The determination of “all appropriate inquires” is specific to the property.  No practical standard can be designed to eliminate the role of judgment and the value and need for experience in the party performing the Phase I Inquiry.  It is the professional judgment of an environmental professional that is critical to the determination of making “all appropriate inquiries” during the due diligence process.  At some point, the cost of further information that might be obtained or the time required to gather it outweighs the usefulness of the information and may jeopardize the purchase transaction.  An experienced “environmental professional” working with an experienced environmental attorney are the best parties to make that determination. 

Accordingly, before engaging the environmental professional, it is prudent to engage an experienced environmental attorney to carefully draft a Scope of Work for the environmental professional performing the Phase I Inquiry.  This is a critical first step to ensuring that the Phase I Inquiry meets ASTM 1527-13 standards.

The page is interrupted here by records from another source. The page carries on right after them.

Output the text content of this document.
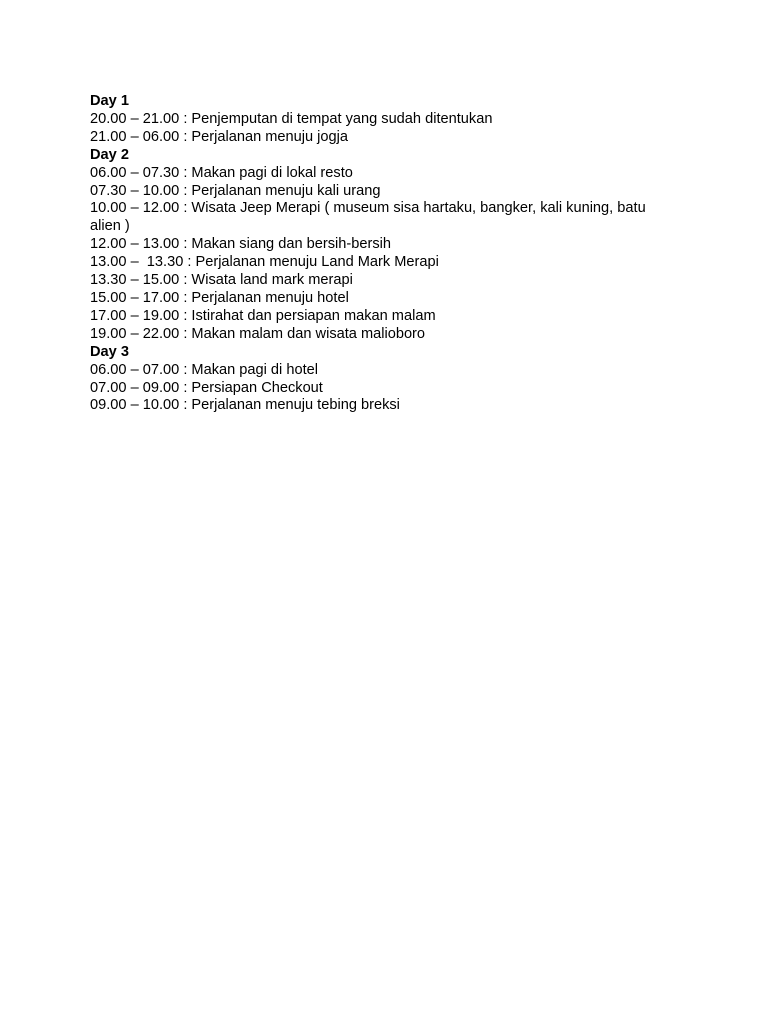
Day 1

20.00 – 21.00 : Penjemputan di tempat yang sudah ditentukan

21.00 – 06.00 : Perjalanan menuju jogja

Day 2

06.00 – 07.30 : Makan pagi di lokal resto

07.30 – 10.00 : Perjalanan menuju kali urang

10.00 – 12.00 : Wisata Jeep Merapi ( museum sisa hartaku, bangker, kali kuning, batu alien )

12.00 – 13.00 : Makan siang dan bersih-bersih

13.00 –  13.30 : Perjalanan menuju Land Mark Merapi

13.30 – 15.00 : Wisata land mark merapi

15.00 – 17.00 : Perjalanan menuju hotel

17.00 – 19.00 : Istirahat dan persiapan makan malam

19.00 – 22.00 : Makan malam dan wisata malioboro

Day 3

06.00 – 07.00 : Makan pagi di hotel

07.00 – 09.00 : Persiapan Checkout

09.00 – 10.00 : Perjalanan menuju tebing breksi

Other important considerations include identifying the recipient or “user” of the report, confidentiality regarding distribution, and reliance.  The prospective purchaser should be the “user” of the Phase I Inquiry to preserve the CERCLA defense.  An experienced environmental attorney should review the Phase I report, assess liability issues, and review the findings with the purchaser.

The consequences of an improperly drafted environmental due diligence plan can be expensive for the purchaser.  If the environmental professional does not conduct “all appropriate inquiries,” the purchaser will lose the CERCLA defense and may end up paying for an expensive cleanup.  In that case, liability may go far beyond the fair market value of the property, particularly if contamination has migrated off site.  Unfortunately, many environmental due diligence reports do not comply with the ASTM 1527-13 standard leaving the purchaser unable to invoke the “innocent purchaser defense” and exposed to unlimited liability under federal and state environmental laws.  

The key to conducting the “all appropriate inquires” to invoke the “innocent landowner defense” is ensuring that the inquiry is “just right” from the start.  An inquiry that is too deep risks requiring an invasive Phase II Inquiry, which usually includes soil borings, vapor monitoring, and other investigations and testing.  Aside from being costly, many purchase and sale agreements require the consent of the owner to a Phase II.  Typically, an owner may limit or reject an intrusive investigation due to the concern of the buyer uncovering unknown liabilities and then terminating the transaction leaving the owner with a likely reporting obligation and subsequent cleanup.  An experienced environmental consultant and attorney knowledgeable with the current ASTM standards should be involved at the outset to guide the purchaser through the regulatory process.